“See!” exclaimed the princess, for it was she who had unbound their eyes. “See what a beautiful world we have brought you to!”

It was indeed a beautiful world. All a-glitter with raindrops flashing in the sun, palms and giant tropical ferns had never seemed so lovely as now.

Birds sang their best. Even the screaming parrots, that they might not be entirely out of harmony, appeared to soften their discordant notes.

But into this symphony there crept a wildly disturbing sound. Dim, indistinct, yet unmistakable, there came the noise of battle.

At the first sound of it, Johnny Thompson glanced wildly about him. Then, having sighted down the creek a familiar bend in the river, he exclaimed:

“It’s Daego. The battle is on! They are not a mile from here. I must go!”
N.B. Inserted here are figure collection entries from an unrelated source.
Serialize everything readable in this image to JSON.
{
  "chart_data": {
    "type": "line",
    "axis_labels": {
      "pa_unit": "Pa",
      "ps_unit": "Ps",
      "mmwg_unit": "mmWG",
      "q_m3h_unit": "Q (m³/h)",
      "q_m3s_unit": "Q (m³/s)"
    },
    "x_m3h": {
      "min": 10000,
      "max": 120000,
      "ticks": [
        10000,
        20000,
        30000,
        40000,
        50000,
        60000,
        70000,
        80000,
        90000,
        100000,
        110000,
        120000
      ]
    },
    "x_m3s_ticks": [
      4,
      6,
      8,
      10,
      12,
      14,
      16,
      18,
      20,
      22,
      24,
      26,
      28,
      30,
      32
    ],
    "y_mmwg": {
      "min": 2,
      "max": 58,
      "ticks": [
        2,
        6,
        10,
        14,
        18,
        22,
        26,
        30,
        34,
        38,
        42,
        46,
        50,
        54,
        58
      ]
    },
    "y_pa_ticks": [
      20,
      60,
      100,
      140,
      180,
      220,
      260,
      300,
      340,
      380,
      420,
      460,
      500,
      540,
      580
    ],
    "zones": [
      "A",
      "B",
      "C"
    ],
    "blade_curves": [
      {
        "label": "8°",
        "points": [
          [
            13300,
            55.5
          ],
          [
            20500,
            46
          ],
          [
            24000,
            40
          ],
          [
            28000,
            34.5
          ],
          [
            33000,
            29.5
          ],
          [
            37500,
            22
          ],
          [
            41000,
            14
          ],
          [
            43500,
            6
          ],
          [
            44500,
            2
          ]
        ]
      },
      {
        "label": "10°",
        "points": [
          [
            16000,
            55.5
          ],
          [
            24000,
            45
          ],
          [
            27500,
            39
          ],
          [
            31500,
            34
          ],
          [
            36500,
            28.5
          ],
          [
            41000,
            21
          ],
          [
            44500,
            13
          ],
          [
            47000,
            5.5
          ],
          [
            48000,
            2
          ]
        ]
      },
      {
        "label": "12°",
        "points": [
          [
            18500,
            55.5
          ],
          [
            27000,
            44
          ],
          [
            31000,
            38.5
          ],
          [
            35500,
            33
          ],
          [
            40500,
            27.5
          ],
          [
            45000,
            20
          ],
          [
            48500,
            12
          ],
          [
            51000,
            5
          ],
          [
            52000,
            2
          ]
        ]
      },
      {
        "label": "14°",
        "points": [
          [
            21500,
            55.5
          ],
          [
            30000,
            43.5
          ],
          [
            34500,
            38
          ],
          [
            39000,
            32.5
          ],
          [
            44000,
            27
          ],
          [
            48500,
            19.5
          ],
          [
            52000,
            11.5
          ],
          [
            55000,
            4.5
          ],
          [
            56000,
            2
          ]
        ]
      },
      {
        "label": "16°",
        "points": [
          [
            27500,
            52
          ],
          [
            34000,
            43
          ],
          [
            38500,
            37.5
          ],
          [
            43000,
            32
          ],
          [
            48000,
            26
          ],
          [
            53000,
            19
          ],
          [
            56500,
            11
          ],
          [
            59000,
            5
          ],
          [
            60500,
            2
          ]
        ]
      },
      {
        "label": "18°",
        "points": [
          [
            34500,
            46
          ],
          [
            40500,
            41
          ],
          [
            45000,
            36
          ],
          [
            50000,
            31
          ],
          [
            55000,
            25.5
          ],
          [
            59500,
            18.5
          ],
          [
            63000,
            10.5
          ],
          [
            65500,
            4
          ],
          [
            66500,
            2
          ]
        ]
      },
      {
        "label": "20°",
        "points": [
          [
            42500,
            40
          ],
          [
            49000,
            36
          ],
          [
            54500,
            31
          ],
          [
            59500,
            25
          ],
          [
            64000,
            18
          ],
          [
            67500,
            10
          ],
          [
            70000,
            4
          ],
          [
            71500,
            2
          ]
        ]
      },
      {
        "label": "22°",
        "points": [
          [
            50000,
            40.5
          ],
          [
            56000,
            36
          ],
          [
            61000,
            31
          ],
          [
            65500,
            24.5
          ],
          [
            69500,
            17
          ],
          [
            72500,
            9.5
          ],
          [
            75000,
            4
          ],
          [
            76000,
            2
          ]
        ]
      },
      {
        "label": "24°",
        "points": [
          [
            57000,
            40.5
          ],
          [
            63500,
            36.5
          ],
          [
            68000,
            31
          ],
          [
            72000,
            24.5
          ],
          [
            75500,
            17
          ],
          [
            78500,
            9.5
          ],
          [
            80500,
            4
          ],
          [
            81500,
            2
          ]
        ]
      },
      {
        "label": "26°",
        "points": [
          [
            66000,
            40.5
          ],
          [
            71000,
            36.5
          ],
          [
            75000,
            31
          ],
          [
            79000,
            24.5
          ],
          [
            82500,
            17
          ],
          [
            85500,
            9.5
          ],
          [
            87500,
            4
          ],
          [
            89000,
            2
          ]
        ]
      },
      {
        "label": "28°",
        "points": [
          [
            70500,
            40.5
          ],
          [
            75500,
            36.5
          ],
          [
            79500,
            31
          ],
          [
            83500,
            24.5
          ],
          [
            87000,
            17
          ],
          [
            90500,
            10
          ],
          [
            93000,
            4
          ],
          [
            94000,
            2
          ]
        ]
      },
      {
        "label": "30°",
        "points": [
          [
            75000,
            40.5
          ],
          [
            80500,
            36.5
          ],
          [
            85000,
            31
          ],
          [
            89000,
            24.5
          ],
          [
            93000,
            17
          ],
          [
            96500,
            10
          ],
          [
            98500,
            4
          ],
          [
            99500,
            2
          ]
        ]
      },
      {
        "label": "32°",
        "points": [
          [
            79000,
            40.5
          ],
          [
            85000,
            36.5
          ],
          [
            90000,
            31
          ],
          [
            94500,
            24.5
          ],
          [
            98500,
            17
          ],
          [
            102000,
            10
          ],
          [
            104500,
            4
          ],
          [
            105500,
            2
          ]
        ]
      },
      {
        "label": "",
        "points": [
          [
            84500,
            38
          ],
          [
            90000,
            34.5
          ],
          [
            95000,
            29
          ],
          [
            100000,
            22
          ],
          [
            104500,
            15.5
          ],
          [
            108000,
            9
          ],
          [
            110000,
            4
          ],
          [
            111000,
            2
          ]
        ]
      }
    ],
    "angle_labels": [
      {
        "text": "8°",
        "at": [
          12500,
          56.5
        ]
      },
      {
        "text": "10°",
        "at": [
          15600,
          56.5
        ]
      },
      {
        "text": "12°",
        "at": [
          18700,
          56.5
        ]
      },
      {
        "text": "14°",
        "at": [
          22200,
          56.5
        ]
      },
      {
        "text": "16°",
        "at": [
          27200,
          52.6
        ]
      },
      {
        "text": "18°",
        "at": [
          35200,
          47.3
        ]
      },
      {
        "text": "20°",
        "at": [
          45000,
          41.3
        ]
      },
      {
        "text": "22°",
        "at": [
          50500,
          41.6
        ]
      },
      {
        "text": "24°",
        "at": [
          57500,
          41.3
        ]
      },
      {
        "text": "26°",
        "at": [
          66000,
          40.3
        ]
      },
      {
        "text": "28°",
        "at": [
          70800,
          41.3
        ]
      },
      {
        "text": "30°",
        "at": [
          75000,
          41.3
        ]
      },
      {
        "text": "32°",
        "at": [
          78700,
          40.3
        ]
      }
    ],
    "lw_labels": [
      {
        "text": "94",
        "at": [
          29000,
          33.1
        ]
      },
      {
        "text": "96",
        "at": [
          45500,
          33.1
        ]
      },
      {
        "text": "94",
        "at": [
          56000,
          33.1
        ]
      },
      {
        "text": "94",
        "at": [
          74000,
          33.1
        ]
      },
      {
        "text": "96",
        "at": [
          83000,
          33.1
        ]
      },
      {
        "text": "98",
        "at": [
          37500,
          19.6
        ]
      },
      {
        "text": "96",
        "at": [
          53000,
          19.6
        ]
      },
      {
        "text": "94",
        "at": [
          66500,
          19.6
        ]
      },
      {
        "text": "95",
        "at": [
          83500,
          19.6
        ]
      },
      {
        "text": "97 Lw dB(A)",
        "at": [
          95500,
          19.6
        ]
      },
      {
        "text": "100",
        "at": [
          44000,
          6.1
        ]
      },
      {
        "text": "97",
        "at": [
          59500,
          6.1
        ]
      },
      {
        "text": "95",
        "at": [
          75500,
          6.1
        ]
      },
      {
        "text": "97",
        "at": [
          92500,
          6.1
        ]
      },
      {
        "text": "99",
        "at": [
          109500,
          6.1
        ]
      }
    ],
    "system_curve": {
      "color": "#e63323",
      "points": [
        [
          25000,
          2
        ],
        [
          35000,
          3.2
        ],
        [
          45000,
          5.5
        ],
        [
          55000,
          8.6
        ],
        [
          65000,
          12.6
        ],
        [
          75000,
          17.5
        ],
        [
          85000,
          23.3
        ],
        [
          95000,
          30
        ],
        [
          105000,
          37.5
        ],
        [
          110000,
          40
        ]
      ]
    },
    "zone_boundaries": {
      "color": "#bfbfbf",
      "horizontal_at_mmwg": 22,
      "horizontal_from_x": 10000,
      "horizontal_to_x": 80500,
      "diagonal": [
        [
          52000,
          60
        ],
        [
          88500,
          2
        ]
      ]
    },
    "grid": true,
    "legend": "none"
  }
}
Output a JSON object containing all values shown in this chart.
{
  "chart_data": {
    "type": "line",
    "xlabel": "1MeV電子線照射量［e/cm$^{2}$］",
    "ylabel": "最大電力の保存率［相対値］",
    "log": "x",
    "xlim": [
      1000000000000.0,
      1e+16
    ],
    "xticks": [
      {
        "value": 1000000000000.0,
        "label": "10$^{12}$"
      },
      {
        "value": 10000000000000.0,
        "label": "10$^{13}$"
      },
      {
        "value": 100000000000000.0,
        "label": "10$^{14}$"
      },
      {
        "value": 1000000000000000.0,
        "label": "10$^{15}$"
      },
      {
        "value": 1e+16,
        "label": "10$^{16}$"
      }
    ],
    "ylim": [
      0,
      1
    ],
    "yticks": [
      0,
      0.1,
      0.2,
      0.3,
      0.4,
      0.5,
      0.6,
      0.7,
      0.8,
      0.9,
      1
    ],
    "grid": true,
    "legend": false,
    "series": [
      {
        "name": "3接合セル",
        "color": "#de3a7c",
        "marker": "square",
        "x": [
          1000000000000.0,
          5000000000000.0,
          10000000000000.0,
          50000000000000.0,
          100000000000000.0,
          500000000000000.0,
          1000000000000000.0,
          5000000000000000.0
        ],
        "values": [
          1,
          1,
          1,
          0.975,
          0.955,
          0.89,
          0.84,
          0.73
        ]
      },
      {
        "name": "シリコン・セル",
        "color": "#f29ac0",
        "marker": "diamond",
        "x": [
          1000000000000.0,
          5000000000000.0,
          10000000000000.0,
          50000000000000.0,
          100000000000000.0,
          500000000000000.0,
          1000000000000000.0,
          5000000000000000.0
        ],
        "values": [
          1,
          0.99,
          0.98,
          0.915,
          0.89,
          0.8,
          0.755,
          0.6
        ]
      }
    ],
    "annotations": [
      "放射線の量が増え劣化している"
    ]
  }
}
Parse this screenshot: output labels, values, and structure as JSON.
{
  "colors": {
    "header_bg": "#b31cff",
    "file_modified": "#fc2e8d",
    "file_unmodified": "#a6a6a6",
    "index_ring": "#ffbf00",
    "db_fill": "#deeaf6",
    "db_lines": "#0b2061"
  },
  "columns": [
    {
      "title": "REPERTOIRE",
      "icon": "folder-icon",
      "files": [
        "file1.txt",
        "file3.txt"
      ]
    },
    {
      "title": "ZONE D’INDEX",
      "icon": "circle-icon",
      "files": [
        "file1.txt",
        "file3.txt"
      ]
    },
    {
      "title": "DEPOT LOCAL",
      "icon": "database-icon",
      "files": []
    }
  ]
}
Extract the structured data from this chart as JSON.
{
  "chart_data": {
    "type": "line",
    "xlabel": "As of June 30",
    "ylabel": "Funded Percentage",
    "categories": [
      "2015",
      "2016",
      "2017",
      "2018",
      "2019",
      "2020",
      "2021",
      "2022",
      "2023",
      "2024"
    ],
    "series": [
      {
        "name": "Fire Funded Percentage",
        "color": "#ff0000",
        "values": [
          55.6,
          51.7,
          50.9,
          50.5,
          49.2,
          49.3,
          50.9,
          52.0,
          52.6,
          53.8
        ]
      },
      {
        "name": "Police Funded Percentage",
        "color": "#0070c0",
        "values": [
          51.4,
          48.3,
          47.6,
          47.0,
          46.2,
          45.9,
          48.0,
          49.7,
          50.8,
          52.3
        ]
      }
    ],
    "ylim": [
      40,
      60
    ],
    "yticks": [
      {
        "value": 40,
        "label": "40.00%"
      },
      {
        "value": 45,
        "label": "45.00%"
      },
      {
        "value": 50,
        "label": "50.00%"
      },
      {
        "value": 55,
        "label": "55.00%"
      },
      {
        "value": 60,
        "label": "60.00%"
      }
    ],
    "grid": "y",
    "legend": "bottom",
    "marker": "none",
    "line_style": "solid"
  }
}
Seizing the prow of a boat, he pushed it into the stream, sprang in, seized a paddle, and would have been away, single-handed, to enter the conflict.

They dragged him back. The old chief tried to learn, from Johnny’s wild flinging arms, what it was all about. In the end he appeared to understand, for, after instructing his men to look to their weapons, he ordered them into their boats. Once more the Mayas, a hundred strong, swept down the river, grim, silent, determined.

So it happened that a second time that day Pant saw the river above his raft lined with boats.

“Friends or enemies?” he thought. “Let them come. Without aid we lose. More of the enemy cannot matter.”